室温下Fe_(79)Ni_(19)Mn_2合金的压致bcc→hcp相变

Pressure Induced bcc→hcp Phase Transition of Fe_(79)Ni_(19)Mn_2 Alloy at Room Temperature

采用Mao-Bell型金刚石对顶砧及高压在位粉末X光衍射照相方法,研究了Fe_(79)Ni_(19)Mn_2合金在室温下,0～41.0 GPa压力范围内的压致结构相变和等温压缩行为。实验结果表明,该合金在低压时为bcc结构,在10.6 GPa压力附近出现压致bcc→hcp结构相变。二相共存压力区约12GPa。卸压到常压时,又恢复到bcc结构。用Murnaghan等温固体状态方程对合金的压缩数据进行最小二乘法拟合,得到了bcc相和hcp相的状态方程参量。对hcp相的晶格参数比小于1.633及存在宽范围的二相共存压力区进行了讨论。

By use of Mao-Bell type diamond anvil cell(DAC) and an in-situ high-pressure powder X-ray diffraction method, the pressure induced phase transition and isothermal compression of Fe_(79)Ni_(19)Mn_2 (wt％) alloy were investigated at room temperature and a high pressure up to 41.0 GPa. The crystal structure of this alloy is bcc structure below 10. 6 GPa. The pressure induced bcc→hcp phase transition is occurred at 10. 6 GPa. The mean volume change for the phase transition is 0. 30±0. 02 cm^3/mol. The ratio of the lattice parameters of the hcp phase, c/a, keeps a constant with the value 1. 605±0. 003 in the pressure range from 10. 6 GPa to 41.0 GPa. The Coexistence pressure range of the bcc phase and the hcp phase is about 12 GPa, and there is the lattice spacing relationship of d_(002)_(hcp)=d_(110)_(bcc). In the course of unloading, the hcp phase can be maintained to 2. 6 GPa, and the alloy returns to the initial bcc structure entirely after the pressure is reduced to the atmosphere.
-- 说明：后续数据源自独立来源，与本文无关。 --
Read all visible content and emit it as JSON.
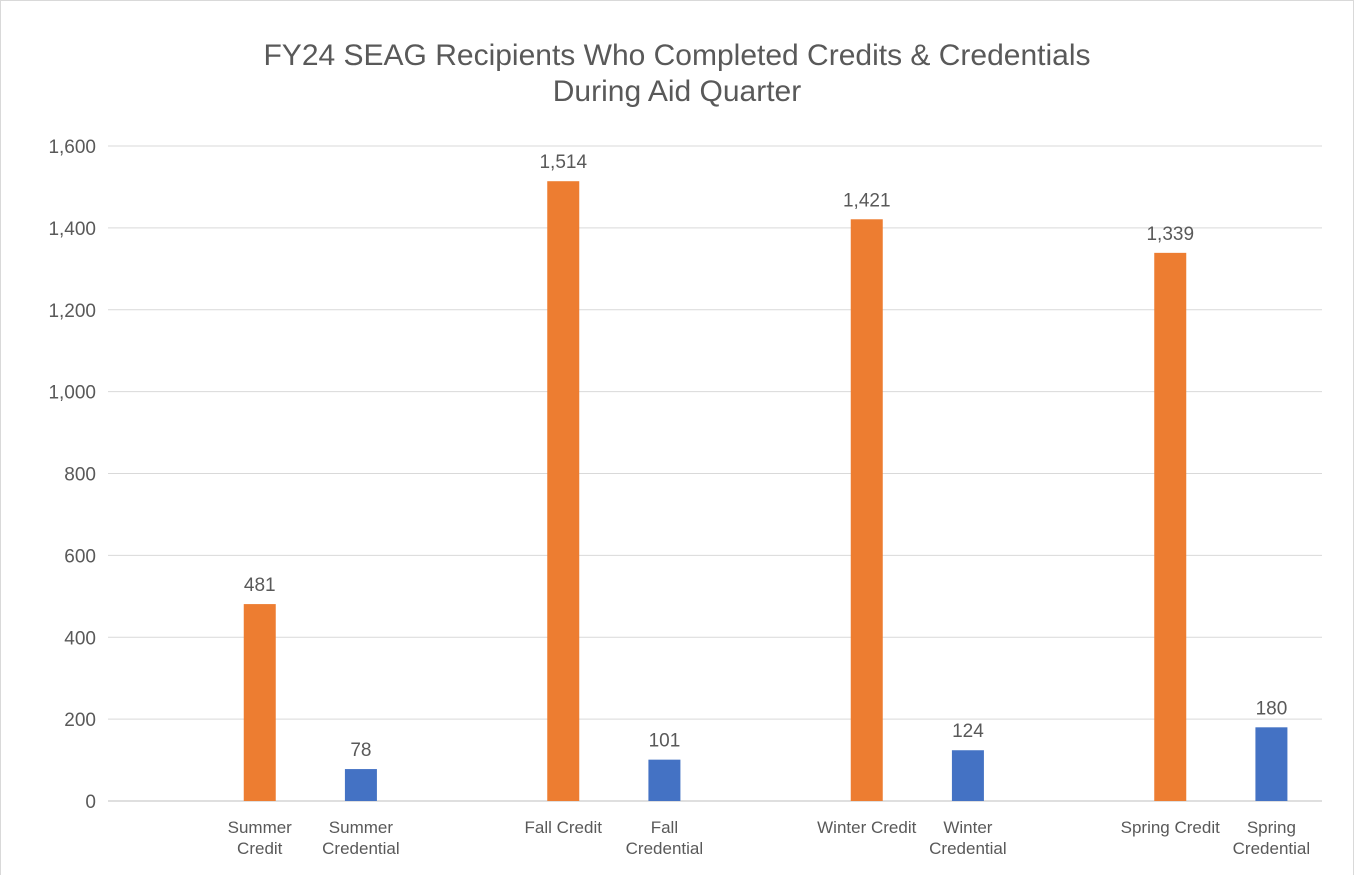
{
  "chart_data": {
    "type": "bar",
    "title": [
      "FY24 SEAG Recipients Who Completed Credits & Credentials",
      "During Aid Quarter"
    ],
    "categories": [
      null,
      "Summer Credit",
      "Summer Credential",
      null,
      "Fall Credit",
      "Fall Credential",
      null,
      "Winter Credit",
      "Winter Credential",
      null,
      "Spring Credit",
      "Spring Credential"
    ],
    "values": [
      null,
      481,
      78,
      null,
      1514,
      101,
      null,
      1421,
      124,
      null,
      1339,
      180
    ],
    "value_labels": [
      null,
      "481",
      "78",
      null,
      "1,514",
      "101",
      null,
      "1,421",
      "124",
      null,
      "1,339",
      "180"
    ],
    "colors": [
      null,
      "#ed7d31",
      "#4472c4",
      null,
      "#ed7d31",
      "#4472c4",
      null,
      "#ed7d31",
      "#4472c4",
      null,
      "#ed7d31",
      "#4472c4"
    ],
    "ylim": [
      0,
      1600
    ],
    "yticks": [
      0,
      200,
      400,
      600,
      800,
      {
        "value": 1000,
        "label": "1,000"
      },
      {
        "value": 1200,
        "label": "1,200"
      },
      {
        "value": 1400,
        "label": "1,400"
      },
      {
        "value": 1600,
        "label": "1,600"
      }
    ],
    "grid": true
  }
}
The Murnaghan isothermal equations of states of the bcc phase and the hcp phase were fitted with the least-square method, for the bcc phase V_0=7. 16±0.02 cm^3/mol, B_0=123±8 GPa, B'_0=8.7±0.6, and for the hcp phase V_0=6. 73±0. 02 cm^3/mol, B_0=176±11 GPa, B'_0=5.7±0. 4. The question for the c/a ratio of the hcp phase being smaller than 1.633 and the mechanism for having wide pressure range of the two phase coexistence are discussed.